Пьер сказал тогда: «Вот здесь, на Лазурном берегу, мы и поселимся, когда нам не нужно будет работать. Здесь мы будем счастливы. Купим себе дом не на побережье, где полным-полно туристов. Может быть, в Сен-Поль-де-Вансе. Там, где живут Курт Юргенс и Марк Шагал. А когда я умру, здесь меня и похоронишь». Юргенс умер, и гениальный Марк Шагал умер, а Пьера убили. Все произошло так быстро. Как говорила жена Барски? У нас мало времени. У нас мало времени.
Попугай на пальме начал насвистывать. Сасаки донельзя удивился:
— Этого Орижин никогда прежде днем не делал… никогда… Нет, вы только послушайте: это песня Фрэнка «Звезды в ночи».
С ума сойти, подумала Норма.
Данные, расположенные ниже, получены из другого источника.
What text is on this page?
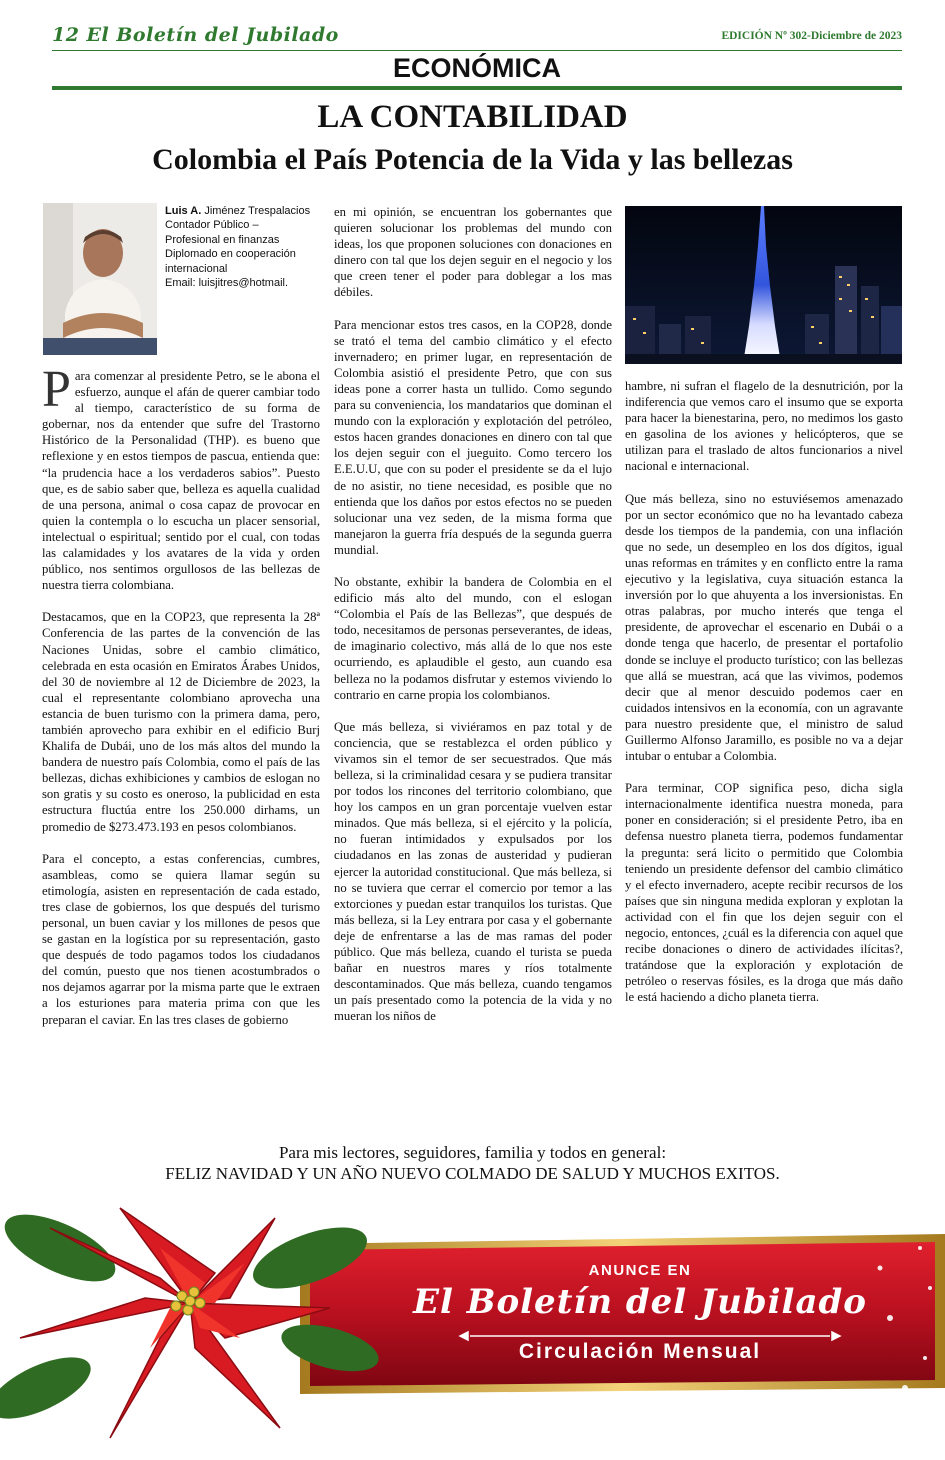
12 El Boletín del Jubilado	EDICIÓN Nº 302-Diciembre de 2023
ECONÓMICA
LA CONTABILIDAD
Colombia el País Potencia de la Vida y las bellezas
Luis A. Jiménez Trespalacios
Contador Público –
Profesional en finanzas
Diplomado en cooperación internacional
Email: luisjitres@hotmail.

Para comenzar al presidente Petro, se le abona el esfuerzo, aunque el afán de querer cambiar todo al tiempo, característico de su forma de gobernar, nos da entender que sufre del Trastorno Histórico de la Personalidad (THP). es bueno que reflexione y en estos tiempos de pascua, entienda que: “la prudencia hace a los verdaderos sabios”. Puesto que, es de sabio saber que, belleza es aquella cualidad de una persona, animal o cosa capaz de provocar en quien la contempla o lo escucha un placer sensorial, intelectual o espiritual; sentido por el cual, con todas las calamidades y los avatares de la vida y orden público, nos sentimos orgullosos de las bellezas de nuestra tierra colombiana.

Destacamos, que en la COP23, que representa la 28ª Conferencia de las partes de la convención de las Naciones Unidas, sobre el cambio climático, celebrada en esta ocasión en Emiratos Árabes Unidos, del 30 de noviembre al 12 de Diciembre de 2023, la cual el representante colombiano aprovecha una estancia de buen turismo con la primera dama, pero, también aprovecho para exhibir en el edificio Burj Khalifa de Dubái, uno de los más altos del mundo la bandera de nuestro país Colombia, como el país de las bellezas, dichas exhibiciones y cambios de eslogan no son gratis y su costo es oneroso, la publicidad en esta estructura fluctúa entre los 250.000 dirhams, un promedio de $273.473.193 en pesos colombianos.

Para el concepto, a estas conferencias, cumbres, asambleas, como se quiera llamar según su etimología, asisten en representación de cada estado, tres clase de gobiernos, los que después del turismo personal, un buen caviar y los millones de pesos que se gastan en la logística por su representación, gasto que después de todo pagamos todos los ciudadanos del común, puesto que nos tienen acostumbrados o nos dejamos agarrar por la misma parte que le extraen a los esturiones para materia prima con que les preparan el caviar. En las tres clases de gobierno

en mi opinión, se encuentran los gobernantes que quieren solucionar los problemas del mundo con ideas, los que proponen soluciones con donaciones en dinero con tal que los dejen seguir en el negocio y los que creen tener el poder para doblegar a los mas débiles.

Para mencionar estos tres casos, en la COP28, donde se trató el tema del cambio climático y el efecto invernadero; en primer lugar, en representación de Colombia asistió el presidente Petro, que con sus ideas pone a correr hasta un tullido. Como segundo para su conveniencia, los mandatarios que dominan el mundo con la exploración y explotación del petróleo, estos hacen grandes donaciones en dinero con tal que los dejen seguir con el jueguito. Como tercero los E.E.U.U, que con su poder el presidente se da el lujo de no asistir, no tiene necesidad, es posible que no entienda que los daños por estos efectos no se pueden solucionar una vez seden, de la misma forma que manejaron la guerra fría después de la segunda guerra mundial.

No obstante, exhibir la bandera de Colombia en el edificio más alto del mundo, con el eslogan “Colombia el País de las Bellezas”, que después de todo, necesitamos de personas perseverantes, de ideas, de imaginario colectivo, más allá de lo que nos este ocurriendo, es aplaudible el gesto, aun cuando esa belleza no la podamos disfrutar y estemos viviendo lo contrario en carne propia los colombianos.

Que más belleza, si viviéramos en paz total y de conciencia, que se restablezca el orden público y vivamos sin el temor de ser secuestrados. Que más belleza, si la criminalidad cesara y se pudiera transitar por todos los rincones del territorio colombiano, que hoy los campos en un gran porcentaje vuelven estar minados. Que más belleza, si el ejército y la policía, no fueran intimidados y expulsados por los ciudadanos en las zonas de austeridad y pudieran ejercer la autoridad constitucional. Que más belleza, si no se tuviera que cerrar el comercio por temor a las extorciones y puedan estar tranquilos los turistas. Que más belleza, si la Ley entrara por casa y el gobernante deje de enfrentarse a las de mas ramas del poder público. Que más belleza, cuando el turista se pueda bañar en nuestros mares y ríos totalmente descontaminados. Que más belleza, cuando tengamos un país presentado como la potencia de la vida y no mueran los niños de

hambre, ni sufran el flagelo de la desnutrición, por la indiferencia que vemos caro el insumo que se exporta para hacer la bienestarina, pero, no medimos los gasto en gasolina de los aviones y helicópteros, que se utilizan para el traslado de altos funcionarios a nivel nacional e internacional.

Que más belleza, sino no estuviésemos amenazado por un sector económico que no ha levantado cabeza desde los tiempos de la pandemia, con una inflación que no sede, un desempleo en los dos dígitos, igual unas reformas en trámites y en conflicto entre la rama ejecutivo y la legislativa, cuya situación estanca la inversión por lo que ahuyenta a los inversionistas. En otras palabras, por mucho interés que tenga el presidente, de aprovechar el escenario en Dubái o a donde tenga que hacerlo, de presentar el portafolio donde se incluye el producto turístico; con las bellezas que allá se muestran, acá que las vivimos, podemos decir que al menor descuido podemos caer en cuidados intensivos en la economía, con un agravante para nuestro presidente que, el ministro de salud Guillermo Alfonso Jaramillo, es posible no va a dejar intubar o entubar a Colombia.

Para terminar, COP significa peso, dicha sigla internacionalmente identifica nuestra moneda, para poner en consideración; si el presidente Petro, iba en defensa nuestro planeta tierra, podemos fundamentar la pregunta: será licito o permitido que Colombia teniendo un presidente defensor del cambio climático y el efecto invernadero, acepte recibir recursos de los países que sin ninguna medida exploran y explotan la actividad con el fin que los dejen seguir con el negocio, entonces, ¿cuál es la diferencia con aquel que recibe donaciones o dinero de actividades ilícitas?, tratándose que la exploración y explotación de petróleo o reservas fósiles, es la droga que más daño le está haciendo a dicho planeta tierra.

Para mis lectores, seguidores, familia y todos en general:
FELIZ NAVIDAD Y UN AÑO NUEVO COLMADO DE SALUD Y MUCHOS EXITOS.
ANUNCE EN
El Boletín del Jubilado
Circulación Mensual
Бред. Она схватила обеими руками свою репортерскую сумку. Мне нельзя больше пить. Ах, как же славно мы напились тогда перед возвращением в отель. Не в «Хиатт редженси», мы с Пьером жили тогда в «Негреско». И тела наши пылали, когда мы любили друг друга.
Попугай насвистывал, а Сасаки напевал: «… and ever since that we’ve been together lovers at first sight…» [19]
19
«…и с той ночи мы не разлучались, полюбив друг друга с первого взгляда» (англ.).